Defense

February 12, 2018
 

Air Force outlines future of bomber force

A U.S. Air Force B-52 Stratofortress approaches a 340th Expeditionary Air Refueling Squadron KC-135 Stratotanker during a flight in support of Operation Inherent Resolve, July 18, 2017. The B-52 is a long-range, heavy bomber capable of flying at altitudes up to 50,000 feet.

The U.S. Air Force outlined plans for its bomber fleet in its Fiscal Year 2019 President’s Budget Request Feb. 12, 2019.

In line with the service’s bomber vector, the budget request detailed the Air Force plan to update the B-52 Stratofortress fleet and continue modifications to the B-1 Lancer and B-2 Spirit fleets while continuing to acquire B-21 Raiders.

“As part of our decisions presented in the fiscal year 2019 President’s Budget, the Air Force will update the B-52 bomber fleet and fund development of replacement engines,” said Secretary of the Air Force Heather A. Wilson. “We will also continue necessary B-1 and B-2 modifications to keep them relevant until the B-21s come on line.”

Once sufficient B-21 aircraft are operational, the B-1s and B-2s will be incrementally retired. Delivery and retirement timelines are dependent on the B-21 production and delivery schedules.

“If the force structure we have proposed is supported by the Congress, bases that have bombers now will have bombers in the future,” Wilson said. “They will be B-52s and B-21s.”

The B-21, which the Air Force plans to start fielding in the mid-2020s, will eventually become the backbone of the U.S. strategic bomber fleet and serve as a visible, flexible deterrent to adversaries and assure U.S. partners and allies.
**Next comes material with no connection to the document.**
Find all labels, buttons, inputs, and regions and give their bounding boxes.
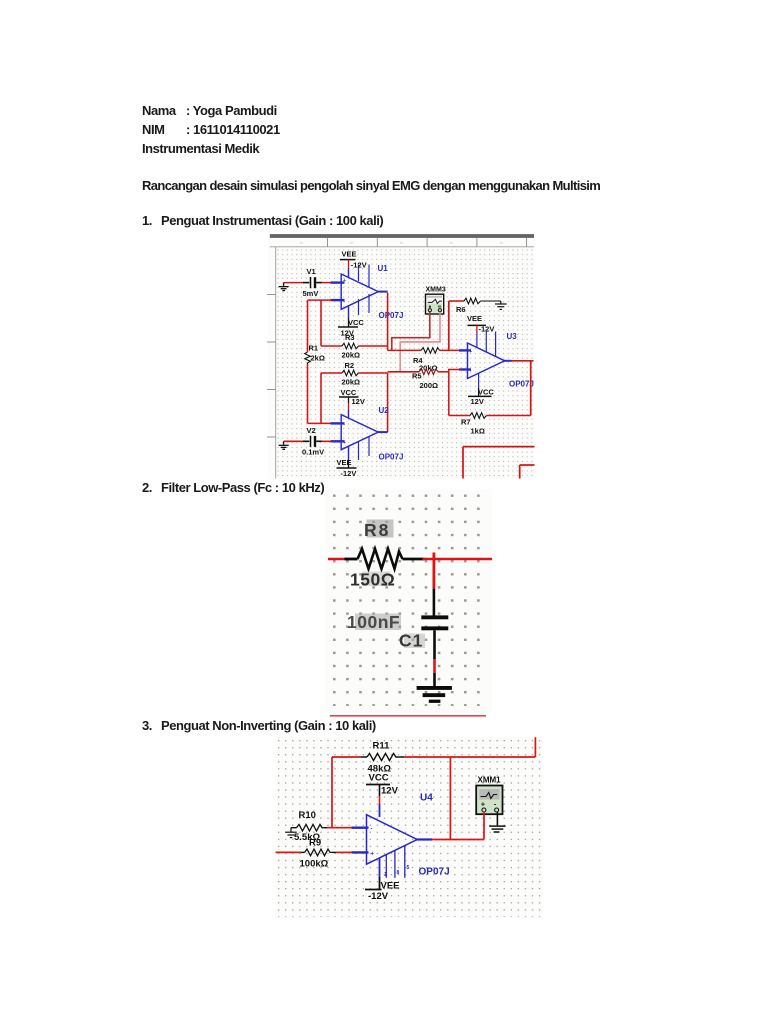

“Modernizing and recapitalizing our bomber force is absolutely central to the recently released National Defense Strategy and the Nuclear Posture Review,” said Chief of Staff of the Air Force Gen. David L. Goldfein. “Our bomber force allows the commander in chief to hold targets at risk anywhere on the globe with unparalleled range and our most diverse payloads.”

The decision to maintain the B-52 is based on numerous factors including maintenance and sustainment metrics, such as aircraft availability, mission capability, supply, maintenance hours per flying hour and total cost perspectives.

“With an adequate sustainment and modernization focus, including new engines, the B-52 has a projected service life through 2050, remaining a key part of the bomber enterprise well into the future,” said Gen. Robin Rand, Air Force Global Strike Command commander.

The Air Force’s bombers are an integral component of the nation’s strategic deterrence and global strike capabilities. The nation requires that the bomber force remain a potent and decisive asset throughout the spectrum of conflict in the modern battlespace.

“At the end of Desert Storm in 1991 we had 290 total bombers,” said Rand. “Today that force has dropped to 157 bombers at five bomb wings and 15 total force bomb squadrons. That’s a 46 percent decrease in our bomber force while we have conducted continuous combat operations such as Allied Force, Enduring Freedom, Iraqi Freedom, Odyssey Dawn, Inherent Resolve and Freedom’s Sentinel, in addition to continuous bomber rotations in the (U.S. Central Command) and (U.S. Pacific Command) areas of responsibility.”